International aid received by Ukraine is becoming much larger in its hryvnia equivalent and exporters now have a chance to improve their financial situation as the NBU has most likely coordinated its movements to coincide with the release of grain exports from Ukrainian Black Sea ports. Domestic producers should benefit from less pressure from imports, which means that more resources can be targeted towards local manufacturing.
Losing price competitiveness in the market for finished products exported to Ukraine, foreign partners could benefit from growing demand for equipment, processing of agricultural products, locally supplied utilities – water, energy supply and heating – as well as other goods and services that will be needed once the territories occupied by Russia in the east and south of Ukraine have been liberated.
While developing its policy, the Ukrainian government should mitigate potential devaluation risks and accelerate its expected positive impact on short-term growth and local incomes. Its main priorities should be: the promotion of exports, cooperation with its European partners to solve transport problems and bottlenecks at borders; the forced resumption of domestic production (this may include the resumption of foreign direct investment inflows into relatively safe regions that are covered by appropriate international insurance instruments); efficient allocation of increased budget revenues for proper service of social payments and salaries in the budget sector; domestic sales support; and investments in the recovery of damaged assets.

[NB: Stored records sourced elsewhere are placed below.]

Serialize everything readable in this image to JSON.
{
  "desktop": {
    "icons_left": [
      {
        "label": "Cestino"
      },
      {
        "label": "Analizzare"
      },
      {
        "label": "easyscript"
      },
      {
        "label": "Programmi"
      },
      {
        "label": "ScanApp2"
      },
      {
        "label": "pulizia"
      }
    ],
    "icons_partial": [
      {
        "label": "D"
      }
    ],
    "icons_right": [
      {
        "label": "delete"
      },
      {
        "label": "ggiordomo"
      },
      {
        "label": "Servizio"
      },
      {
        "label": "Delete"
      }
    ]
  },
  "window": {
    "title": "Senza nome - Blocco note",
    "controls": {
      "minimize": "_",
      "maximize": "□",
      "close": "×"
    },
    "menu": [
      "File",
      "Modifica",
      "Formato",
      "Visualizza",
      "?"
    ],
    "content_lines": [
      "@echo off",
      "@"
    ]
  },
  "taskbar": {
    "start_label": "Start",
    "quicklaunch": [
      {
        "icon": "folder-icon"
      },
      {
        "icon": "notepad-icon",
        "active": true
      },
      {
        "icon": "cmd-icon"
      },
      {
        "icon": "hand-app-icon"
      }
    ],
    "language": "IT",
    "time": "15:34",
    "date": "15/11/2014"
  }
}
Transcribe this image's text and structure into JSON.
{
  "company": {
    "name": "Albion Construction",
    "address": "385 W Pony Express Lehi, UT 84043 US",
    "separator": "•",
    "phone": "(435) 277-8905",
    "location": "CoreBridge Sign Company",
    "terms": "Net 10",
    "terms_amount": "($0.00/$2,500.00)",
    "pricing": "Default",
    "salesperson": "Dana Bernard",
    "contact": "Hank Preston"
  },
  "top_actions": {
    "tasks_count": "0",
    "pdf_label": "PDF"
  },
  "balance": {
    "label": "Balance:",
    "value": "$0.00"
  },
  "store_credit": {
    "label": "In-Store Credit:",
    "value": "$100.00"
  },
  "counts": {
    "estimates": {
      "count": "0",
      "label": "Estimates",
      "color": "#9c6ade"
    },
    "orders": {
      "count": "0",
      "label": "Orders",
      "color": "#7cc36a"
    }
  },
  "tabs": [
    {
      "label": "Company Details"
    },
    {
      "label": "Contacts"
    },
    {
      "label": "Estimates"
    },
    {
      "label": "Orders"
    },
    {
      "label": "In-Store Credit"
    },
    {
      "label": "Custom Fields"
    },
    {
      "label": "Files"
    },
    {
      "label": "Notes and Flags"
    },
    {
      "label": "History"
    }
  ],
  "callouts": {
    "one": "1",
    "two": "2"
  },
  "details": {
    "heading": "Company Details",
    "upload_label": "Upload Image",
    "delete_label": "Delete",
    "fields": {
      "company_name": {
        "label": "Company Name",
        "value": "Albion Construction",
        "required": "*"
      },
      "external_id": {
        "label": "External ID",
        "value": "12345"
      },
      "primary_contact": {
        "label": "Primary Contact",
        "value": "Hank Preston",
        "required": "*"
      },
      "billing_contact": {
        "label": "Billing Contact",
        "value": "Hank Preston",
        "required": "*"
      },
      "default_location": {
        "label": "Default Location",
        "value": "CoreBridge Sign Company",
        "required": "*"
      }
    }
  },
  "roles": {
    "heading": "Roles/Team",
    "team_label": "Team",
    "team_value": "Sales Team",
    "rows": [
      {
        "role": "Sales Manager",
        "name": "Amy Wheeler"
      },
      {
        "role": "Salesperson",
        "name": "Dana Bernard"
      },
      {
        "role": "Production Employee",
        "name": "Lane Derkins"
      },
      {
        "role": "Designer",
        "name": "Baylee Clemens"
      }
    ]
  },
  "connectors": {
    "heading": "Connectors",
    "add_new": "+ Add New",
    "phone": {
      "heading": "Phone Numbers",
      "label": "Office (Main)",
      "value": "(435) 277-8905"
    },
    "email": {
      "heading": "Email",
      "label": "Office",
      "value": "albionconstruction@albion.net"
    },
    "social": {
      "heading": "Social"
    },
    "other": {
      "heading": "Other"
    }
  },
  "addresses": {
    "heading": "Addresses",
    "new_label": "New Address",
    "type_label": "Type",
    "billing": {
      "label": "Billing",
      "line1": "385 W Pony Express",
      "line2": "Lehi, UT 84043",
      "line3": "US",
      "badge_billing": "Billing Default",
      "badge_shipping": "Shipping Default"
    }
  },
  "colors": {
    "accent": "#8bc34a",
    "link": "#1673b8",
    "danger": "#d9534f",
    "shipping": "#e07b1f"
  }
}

Recent measures taken by the NBU, including sharp increases in discount and exchange rates, facilitate the task of institutionally improving Ukraine’s monetary policy. By relying on rational reactions common to quantitative monetary regulations in times of war, the bank risks more unexpected hyperreactions from economic agents, which can aggravate macroeconomic imbalances.
The NBU should be more predictable at a time when the country faces the largest and bloodiest invasion from Europe since World War II. Its communication with the government must allow for consolidated complementary policies instead of consecutive ad hoc reflexive reactions.